Why does pretraining or not matter in the ISPD 2023 paper? The circuit_training ...

negativeonehalf · on Sept 28, 2024

The quick-start guide in the repo that said you don't have to pre-train for the sample test case, meaning that you can validate your setup without pre-training. That does not mean you don't need to pre-train! Again, the paper talks at length about the importance of pre-training.

marcinzm · on Sept 28, 2024

This is what the repo says:

>Results >Ariane RISC-V CPU >View the full details of the Ariane experiment on our details page. With this code we are able to get comparable or better results training from scratch as fine-tuning a pre-trained model.

The paper includes a graph showing that it takes longer for Ariane to train without pre-training however the results in the end are the same.

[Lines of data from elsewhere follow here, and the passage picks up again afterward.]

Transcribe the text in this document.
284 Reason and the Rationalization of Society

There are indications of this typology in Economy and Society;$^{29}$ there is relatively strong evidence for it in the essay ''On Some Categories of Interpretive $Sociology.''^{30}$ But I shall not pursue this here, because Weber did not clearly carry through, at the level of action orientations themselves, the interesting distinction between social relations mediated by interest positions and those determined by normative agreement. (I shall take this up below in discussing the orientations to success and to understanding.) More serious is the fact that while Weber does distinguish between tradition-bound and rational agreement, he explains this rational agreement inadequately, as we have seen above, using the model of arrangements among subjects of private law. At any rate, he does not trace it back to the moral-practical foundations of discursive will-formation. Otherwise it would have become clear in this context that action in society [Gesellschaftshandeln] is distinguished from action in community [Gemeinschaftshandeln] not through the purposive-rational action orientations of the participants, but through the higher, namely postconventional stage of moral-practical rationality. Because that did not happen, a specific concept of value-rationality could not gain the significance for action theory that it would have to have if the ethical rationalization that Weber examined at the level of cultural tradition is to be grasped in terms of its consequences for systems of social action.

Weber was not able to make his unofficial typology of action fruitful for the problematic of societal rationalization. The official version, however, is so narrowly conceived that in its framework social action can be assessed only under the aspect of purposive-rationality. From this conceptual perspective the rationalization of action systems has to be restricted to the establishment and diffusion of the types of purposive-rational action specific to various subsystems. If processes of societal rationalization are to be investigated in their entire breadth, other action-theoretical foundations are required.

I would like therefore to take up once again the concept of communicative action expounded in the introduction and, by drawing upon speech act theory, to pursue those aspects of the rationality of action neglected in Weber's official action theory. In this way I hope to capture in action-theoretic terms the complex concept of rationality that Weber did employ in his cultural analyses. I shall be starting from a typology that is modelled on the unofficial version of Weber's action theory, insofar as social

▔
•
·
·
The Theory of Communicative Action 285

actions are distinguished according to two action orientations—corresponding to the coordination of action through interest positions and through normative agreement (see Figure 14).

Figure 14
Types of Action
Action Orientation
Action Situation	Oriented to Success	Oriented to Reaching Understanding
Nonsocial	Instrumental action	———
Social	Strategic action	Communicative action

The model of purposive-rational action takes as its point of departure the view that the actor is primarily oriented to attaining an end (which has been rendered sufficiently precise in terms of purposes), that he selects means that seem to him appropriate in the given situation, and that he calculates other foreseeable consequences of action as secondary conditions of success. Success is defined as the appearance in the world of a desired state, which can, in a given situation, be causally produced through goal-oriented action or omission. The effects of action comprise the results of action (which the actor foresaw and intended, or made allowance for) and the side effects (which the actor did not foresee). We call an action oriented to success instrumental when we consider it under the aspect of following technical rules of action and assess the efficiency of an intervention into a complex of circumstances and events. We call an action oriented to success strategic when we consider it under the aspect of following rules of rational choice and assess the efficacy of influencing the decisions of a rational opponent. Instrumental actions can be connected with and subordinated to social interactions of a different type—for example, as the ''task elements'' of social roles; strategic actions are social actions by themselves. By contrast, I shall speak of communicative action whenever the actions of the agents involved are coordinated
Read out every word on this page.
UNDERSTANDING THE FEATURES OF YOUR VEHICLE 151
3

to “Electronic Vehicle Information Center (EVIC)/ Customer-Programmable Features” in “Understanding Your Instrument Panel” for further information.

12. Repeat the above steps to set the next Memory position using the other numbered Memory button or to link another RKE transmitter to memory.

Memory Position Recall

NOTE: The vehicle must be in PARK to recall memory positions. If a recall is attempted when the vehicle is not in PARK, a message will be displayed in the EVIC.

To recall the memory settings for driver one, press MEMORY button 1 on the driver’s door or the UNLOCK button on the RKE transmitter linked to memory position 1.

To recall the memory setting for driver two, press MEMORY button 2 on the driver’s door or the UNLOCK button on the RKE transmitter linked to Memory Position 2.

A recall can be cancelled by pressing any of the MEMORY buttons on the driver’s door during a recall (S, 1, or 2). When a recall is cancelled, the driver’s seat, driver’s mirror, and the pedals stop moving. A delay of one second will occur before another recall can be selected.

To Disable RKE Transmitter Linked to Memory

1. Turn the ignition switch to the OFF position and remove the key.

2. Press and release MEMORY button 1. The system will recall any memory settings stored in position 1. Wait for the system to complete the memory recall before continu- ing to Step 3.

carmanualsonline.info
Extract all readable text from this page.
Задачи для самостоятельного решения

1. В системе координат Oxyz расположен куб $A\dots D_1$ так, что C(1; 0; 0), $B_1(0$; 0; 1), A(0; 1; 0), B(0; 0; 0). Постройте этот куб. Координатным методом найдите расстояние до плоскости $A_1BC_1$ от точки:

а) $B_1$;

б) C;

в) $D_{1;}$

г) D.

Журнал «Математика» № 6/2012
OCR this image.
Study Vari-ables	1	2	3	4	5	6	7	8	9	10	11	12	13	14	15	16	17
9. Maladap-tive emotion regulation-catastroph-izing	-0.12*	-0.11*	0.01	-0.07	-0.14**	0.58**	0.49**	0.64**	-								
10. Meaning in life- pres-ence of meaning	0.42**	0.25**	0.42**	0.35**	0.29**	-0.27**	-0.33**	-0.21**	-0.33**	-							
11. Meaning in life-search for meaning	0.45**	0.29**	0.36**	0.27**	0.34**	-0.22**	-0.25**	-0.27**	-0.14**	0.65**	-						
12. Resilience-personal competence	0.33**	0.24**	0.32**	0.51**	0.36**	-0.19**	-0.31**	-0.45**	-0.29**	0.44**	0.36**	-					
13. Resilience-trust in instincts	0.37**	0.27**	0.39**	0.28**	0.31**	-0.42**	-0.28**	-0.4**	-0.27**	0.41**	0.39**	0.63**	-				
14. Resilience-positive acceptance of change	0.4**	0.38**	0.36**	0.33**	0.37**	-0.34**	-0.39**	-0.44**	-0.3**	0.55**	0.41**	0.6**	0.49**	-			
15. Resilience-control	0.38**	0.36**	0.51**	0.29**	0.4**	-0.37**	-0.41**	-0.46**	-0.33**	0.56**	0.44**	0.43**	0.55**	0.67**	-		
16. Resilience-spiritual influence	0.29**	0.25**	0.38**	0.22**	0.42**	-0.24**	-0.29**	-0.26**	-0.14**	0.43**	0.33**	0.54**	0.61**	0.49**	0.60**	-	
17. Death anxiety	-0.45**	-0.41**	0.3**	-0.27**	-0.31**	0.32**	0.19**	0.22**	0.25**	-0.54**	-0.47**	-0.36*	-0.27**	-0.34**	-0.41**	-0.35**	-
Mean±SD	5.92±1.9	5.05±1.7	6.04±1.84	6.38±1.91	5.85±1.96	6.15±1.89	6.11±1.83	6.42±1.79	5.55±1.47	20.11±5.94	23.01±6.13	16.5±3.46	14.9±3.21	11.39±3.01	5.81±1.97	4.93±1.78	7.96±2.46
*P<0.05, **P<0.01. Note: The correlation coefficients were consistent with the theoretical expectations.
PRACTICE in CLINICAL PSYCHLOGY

negativeonehalf · on Sept 29, 2024

See their ISPD 2022 paper, which goes into more detail about the value of pre-training (e.g. Figure 7): https://dl.acm.org/doi/pdf/10.1145/3505170.3511478

Sometimes training from scratch is able to match the results of pre-training, given ~5X more time to converge. Other times, though, it never does as well as a pre-trained model, converging to a worse final result.

This isn't too surprising -- the whole point of the method is to be able to learn from experience.

anna-gabriella · on Sept 28, 2024

That does not mean you need to pre-train either. Common sense, no?